Elle se mit en route et, sitôt qu’elle eut passé les portes de la gare, elle fut parcourue d’un nouveau frisson qui n’était pas provoqué par le froid mais plutôt par le paysage désolé qu’elle découvrit.
Bergen était une petite bourgade dont les maisons en bois peint semblait monter en file indienne le long des montagnes. Elles étaient toutes, sans exception, marquées par une forme de misère : la peinture – autrefois brillante – s’écaillait sous l’effet de l’humidité et du vent ; certaines présentaient des vitres cassées, des toits tordus. Les rues qui les reliaient étaient défoncées ; un lampadaire sur trois semblait fonctionner, ce qui était bien inutile à cette saison.
Quelques bâtisses affichaient des enseignes signalant qu’il s’agissait de commerces de première nécessité : les lumières y étaient allumées, malgré le jour. Il semblait que la vie n’était ici en accord avec rien, ni avec le temps, ni avec le paysage. Les femmes qui y habitaient étaient telles à ce point extérieures au monde ?
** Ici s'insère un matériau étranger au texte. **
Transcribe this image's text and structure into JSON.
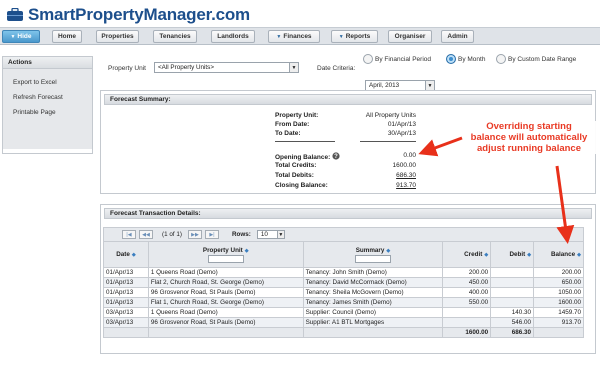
{
  "brand": {
    "name": "SmartPropertyManager.com",
    "colors": {
      "brand": "#1d4f8c",
      "accent": "#4a98cc",
      "annotation": "#e8301a"
    }
  },
  "nav": {
    "hide": "Hide",
    "home": "Home",
    "properties": "Properties",
    "tenancies": "Tenancies",
    "landlords": "Landlords",
    "finances": "Finances",
    "reports": "Reports",
    "organiser": "Organiser",
    "admin": "Admin"
  },
  "actions": {
    "title": "Actions",
    "items": [
      "Export to Excel",
      "Refresh Forecast",
      "Printable Page"
    ]
  },
  "filters": {
    "property_unit_label": "Property Unit",
    "property_unit_value": "<All Property Units>",
    "date_criteria_label": "Date Criteria:",
    "radios": [
      "By Financial Period",
      "By Month",
      "By Custom Date Range"
    ],
    "selected": "By Month",
    "month_value": "April, 2013"
  },
  "summary": {
    "title": "Forecast Summary:",
    "rows": [
      {
        "k": "Property Unit:",
        "v": "All Property Units"
      },
      {
        "k": "From Date:",
        "v": "01/Apr/13"
      },
      {
        "k": "To Date:",
        "v": "30/Apr/13"
      },
      {
        "k": "Opening Balance:",
        "v": "0.00"
      },
      {
        "k": "Total Credits:",
        "v": "1600.00"
      },
      {
        "k": "Total Debits:",
        "v": "686.30"
      },
      {
        "k": "Closing Balance:",
        "v": "913.70"
      }
    ]
  },
  "details": {
    "title": "Forecast Transaction Details:",
    "pager": "(1 of 1)",
    "rows_label": "Rows:",
    "rows_value": "10",
    "columns": [
      "Date",
      "Property Unit",
      "Summary",
      "Credit",
      "Debit",
      "Balance"
    ],
    "rows": [
      [
        "01/Apr/13",
        "1 Queens Road (Demo)",
        "Tenancy: John Smith (Demo)",
        "200.00",
        "",
        "200.00"
      ],
      [
        "01/Apr/13",
        "Flat 2, Church Road, St. George (Demo)",
        "Tenancy: David McCormack (Demo)",
        "450.00",
        "",
        "650.00"
      ],
      [
        "01/Apr/13",
        "96 Grosvenor Road, St Pauls (Demo)",
        "Tenancy: Sheila McGovern (Demo)",
        "400.00",
        "",
        "1050.00"
      ],
      [
        "01/Apr/13",
        "Flat 1, Church Road, St. George (Demo)",
        "Tenancy: James Smith (Demo)",
        "550.00",
        "",
        "1600.00"
      ],
      [
        "03/Apr/13",
        "1 Queens Road (Demo)",
        "Supplier: Council (Demo)",
        "",
        "140.30",
        "1459.70"
      ],
      [
        "03/Apr/13",
        "96 Grosvenor Road, St Pauls (Demo)",
        "Supplier: A1 BTL Mortgages",
        "",
        "546.00",
        "913.70"
      ]
    ],
    "totals": {
      "credit": "1600.00",
      "debit": "686.30"
    }
  },
  "annotation": {
    "lines": [
      "Overriding starting",
      "balance will automatically",
      "adjust running balance"
    ]
  }
}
Où devait-elle se rendre ? Il lui semblait malavisé d’essayer d’interroger quelqu’un : tout d’abord il n’y avait personne, ensuite, elle était à peu près persuadée d’essuyer un accueil pour le moins glacial. Si personne ne venait jamais ici, il y avait peu de chance qu’on lui ouvre grand les bras.
Elle sortit le lecteur de nanodossier et remplaça celui de Gaius – qu’elle rangea soigneusement dans une poche intérieure de son sac - par celui de Veluca. Celle-ci lui avait transmis l’ensemble du dossier de Lia Boumeddiene ainsi qu’une carte de Bergen sur laquelle elle avait localisé son adresse. Forcément, cela n’était pas situé dans le centre, mais de l’autre côté des hauteurs ; des heures de marche à pied, certainement, par ce froid…
Alors qu’elle se maudissait d’avoir quitté Bruxelles-la-Nouvelle sans même penser à prendre un pull, elle se sentit violemment tirée en arrière. On la faisait basculer sans ménagement et, sous la vitesse du mouvement, sa tête heurta le sol. Sous le choc, sa vue se brouilla temporairement mais elle sentait qu’on lui arrachait le lecteur de mains, malgré les efforts maladroits qu’elle faisait pour s’y agripper. Des coups vigoureux dans les côtes lui firent lâcher prise : elle manquait d’air. Elle entendit vaguement des rires puis sentit, au martèlement des pas sur le béton, qu’on s’enfuyait en courant.